What are allergic reactions?
Allergic reactions are hypersensitive responses to contact with certain substances known as allergens. When the patient comes into contact with the allergen their immune system reacts in a variety of ways. In some cases, the symptoms are mild and only a minor annoyance, while in other cases the reaction can severe and involve life-threatening symptoms.
Allergies are common among the UK population – over 20% of people are affected by an allergic disorder , and this number is continuously rising. The most common causes of allergic reactions are pollen, pets such as cats and dogs, insect stings from wasps and bees, and food such as peanuts, milk and eggs.

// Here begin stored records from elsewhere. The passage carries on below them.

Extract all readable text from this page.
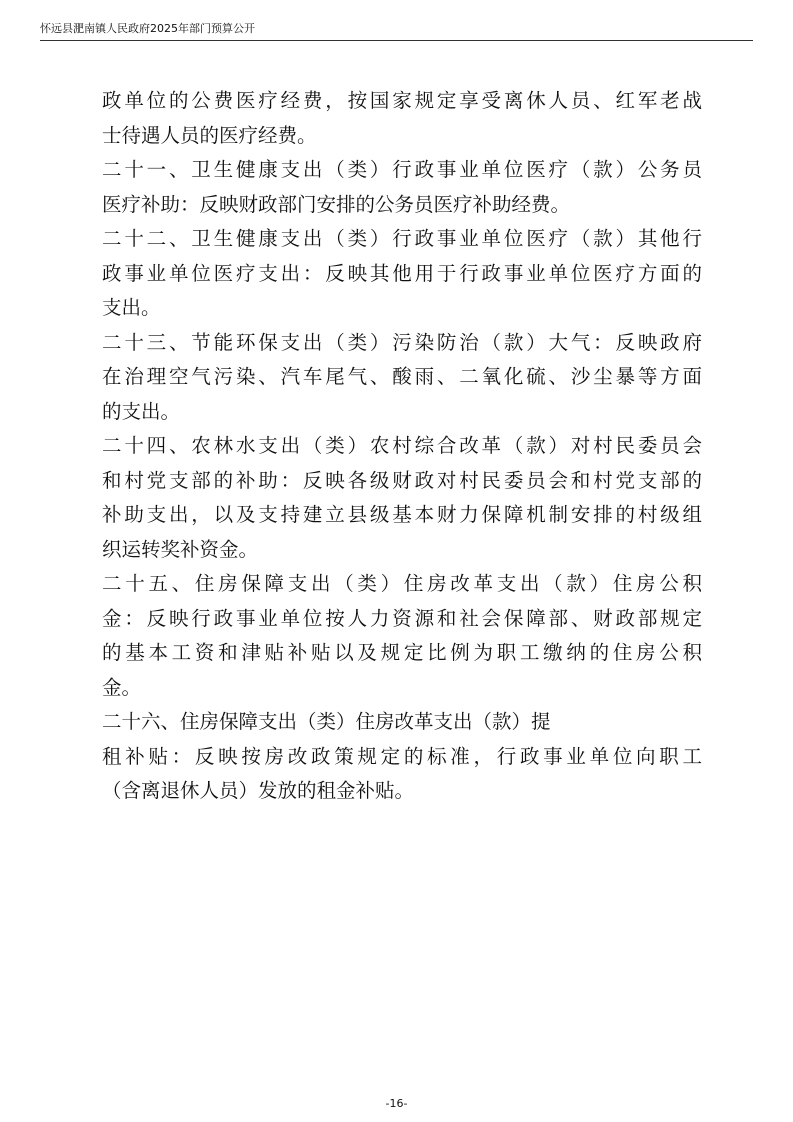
怀远县淝南镇人民政府2025年部门预算公开
政单位的公费医疗经费，按国家规定享受离休人员、红军老战
士待遇人员的医疗经费。
二十一、卫生健康支出（类）行政事业单位医疗（款）公务员
医疗补助：反映财政部门安排的公务员医疗补助经费。
二十二、卫生健康支出（类）行政事业单位医疗（款）其他行
政事业单位医疗支出：反映其他用于行政事业单位医疗方面的
支出。
二十三、节能环保支出（类）污染防治（款）大气：反映政府
在治理空气污染、汽车尾气、酸雨、二氧化硫、沙尘暴等方面
的支出。
二十四、农林水支出（类）农村综合改革（款）对村民委员会
和村党支部的补助：反映各级财政对村民委员会和村党支部的
补助支出，以及支持建立县级基本财力保障机制安排的村级组
织运转奖补资金。
二十五、住房保障支出（类）住房改革支出（款）住房公积
金：反映行政事业单位按人力资源和社会保障部、财政部规定
的基本工资和津贴补贴以及规定比例为职工缴纳的住房公积
金。
二十六、住房保障支出（类）住房改革支出（款）提
租补贴：反映按房改政策规定的标准，行政事业单位向职工
（含离退休人员）发放的租金补贴。
-16-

Allergic reactions are common and appear after contact with an allergen. The allergic reaction may be mild or moderate, and in some cases they can potentially be fatal. The reaction may be localised to one area of the body or it may spread throughout the body. Overall, the prognosis depends on your sensitivity to the allergen and your access to emergency treatment.
What are the symptoms?
The most common symptoms of a mild allergic reaction include:
- localised itching
- red or watery eyes
- nasal congestion
- neck and face hives.
In a moderate or serious allergic reaction symptoms may include:
- abdominal pain
- chest discomfort or tightness
- swelling in different parts of the body
- nausea and / or vomiting
- loss of consciousness
- difficulty breathing or swallowing
The most severe type of allergic reaction is known as anaplylaxis, which is a sudden combination of restricted breathing and a sudden drop in blood pressure.
How is an allergic reaction diagnosed?
To diagnose an allergic reaction the doctor will usually carry out a clinical examination and ask about your history of symptoms. If it is not clear what caused the reaction, there are a number of tests that can be carried out to help identify the cause, including:
- challenge tests – usually carried out to diagnose a food allergy, this test involves eating the food under supervision of a doctor and seeing if it causes an allergic reaction
- blood tests – this measures an allergy antibody known as the IgE antibody, to see if it has altered in response to an allergen
- skin prick tests – this involves placing a drop of the allergen on the arm and using a small tool to look for any micro-reaction
What causes allergic reactions?
Although we have a good idea of the most common causes of allergic reactions, it is not yet clear why some people are allergic and others are not. However, it appears to be the case that if you have a family member with a particular allergy you are more likely to have that allergy as well.
How can they be prevented?
The main way to prevent allergic reactions in the future is to identify what is causing the reaction and take steps to avoid contact with the substance in the future.
However, it is not always possible to prevent yourself from coming into contact with an allergic substance, particularly if you have a high sensitivity to it. Therefore for more severe types of allergy (e.g. those which cause difficulty breathing or anaphylaxis), the doctor may advise you to carry medication with you at all times to mitigate and control the symptoms.
What is the treatment?
Treatment for allergy depends on the type of allergic condition. For example, if you have a severe food allergy, your care plan will look different to someone who has asthma. Some types of allergy can be cured with a programme of immunotherapy, which involves regular controlled exposure to the allergen to build up your body’s tolerance.
However, for most people allergic reactions can be treated with a number of medications, including:
- antihistamines which relieve the symptoms of hay fever, hives, and insect stings
- steroid cream or tablets to reduce inflammation
- decongestant to treat blocked nose
What specialist should I see?
An allergist is the specialist who can diagnose and treat allergic reactions and the underlying allergy involved.